RÉCIT. Par Yannick Bernard, conférencier, auteur et coach.

Le 16/01/2017 par WeDemain
RÉCIT. Par Yannick Bernard, conférencier, auteur et coach.
RÉCIT. Par Yannick Bernard, conférencier, auteur et coach.

Ça m’a frappé comme un éclair. Le temps semble s’accélérer. Je pensais à un moment que c’était lié à un surcroît d’activité, à un trop plein d’énergie. Mais autour de moi, cela semble se vérifier. Les minutes, les heures, les jours, les semaines, les mois, les années défilent devant moi, avec cette sensation étrange d’un « chaque jour » un peu plus rapide…

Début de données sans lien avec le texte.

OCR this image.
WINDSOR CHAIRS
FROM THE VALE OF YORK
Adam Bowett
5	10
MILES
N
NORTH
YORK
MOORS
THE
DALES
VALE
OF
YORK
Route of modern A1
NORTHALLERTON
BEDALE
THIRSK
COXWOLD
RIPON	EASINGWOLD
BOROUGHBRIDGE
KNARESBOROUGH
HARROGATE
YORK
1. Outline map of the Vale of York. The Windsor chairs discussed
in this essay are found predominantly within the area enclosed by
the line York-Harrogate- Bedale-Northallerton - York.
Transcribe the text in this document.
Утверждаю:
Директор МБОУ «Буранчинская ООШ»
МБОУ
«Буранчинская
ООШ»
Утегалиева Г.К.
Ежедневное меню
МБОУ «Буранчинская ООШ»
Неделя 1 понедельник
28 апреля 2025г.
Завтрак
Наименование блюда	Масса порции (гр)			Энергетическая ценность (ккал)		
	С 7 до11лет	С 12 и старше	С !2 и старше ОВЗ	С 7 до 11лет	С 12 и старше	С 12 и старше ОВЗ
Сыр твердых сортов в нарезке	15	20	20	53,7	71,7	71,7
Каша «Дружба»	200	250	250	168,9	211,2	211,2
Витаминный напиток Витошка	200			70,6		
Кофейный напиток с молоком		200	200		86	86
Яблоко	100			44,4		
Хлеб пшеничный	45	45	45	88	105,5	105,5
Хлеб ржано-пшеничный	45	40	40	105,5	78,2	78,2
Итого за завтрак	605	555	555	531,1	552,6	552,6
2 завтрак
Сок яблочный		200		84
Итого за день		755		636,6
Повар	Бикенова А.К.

Il y a plusieurs années, je courais tout le temps. Le lundi matin, le réveil sonnait vers 6 heures, je me levais, parfois péniblement, et j’enfilais mon costume (toute ressemblance avec une pièce de théâtre est fortuite !). Puis après avoir avalé le premier café de la journée, je rentrais dans ma voiture de fonction, pour attaquer, les kilomètres, enchaîner les rendez-vous, me retrouver au restaurant le midi, à l’hôtel le soir, passer un coup de téléphone à ma femme et aux enfants, préparer des contrats, avant de repartir le lendemain matin…

Enfin arrivait le week-end, je retrouvais ma famille, mon pavillon de banlieue, mon monospace, mes deux enfants et mon chien. Mais aussi les amis, les sorties, les obligations… Et c’était de nouveau lundi.

Point de bascule

Dans cette vie, c’était le rythme de la société qui me guidait. J’étais sur pilote automatique.

Toujours plus. Toujours plus vite. Toujours plus loin. Toujours plus d’argent. Toujours plus de dépenses. Toujours moins de temps.
Puis par une journée ensoleillée de juin, avec ma femme, nous avons décidé de mettre un terme à cette vie folle. Cette vie où nous courions après une carotte, comme un lévrier court après un lapin dans un champ de course.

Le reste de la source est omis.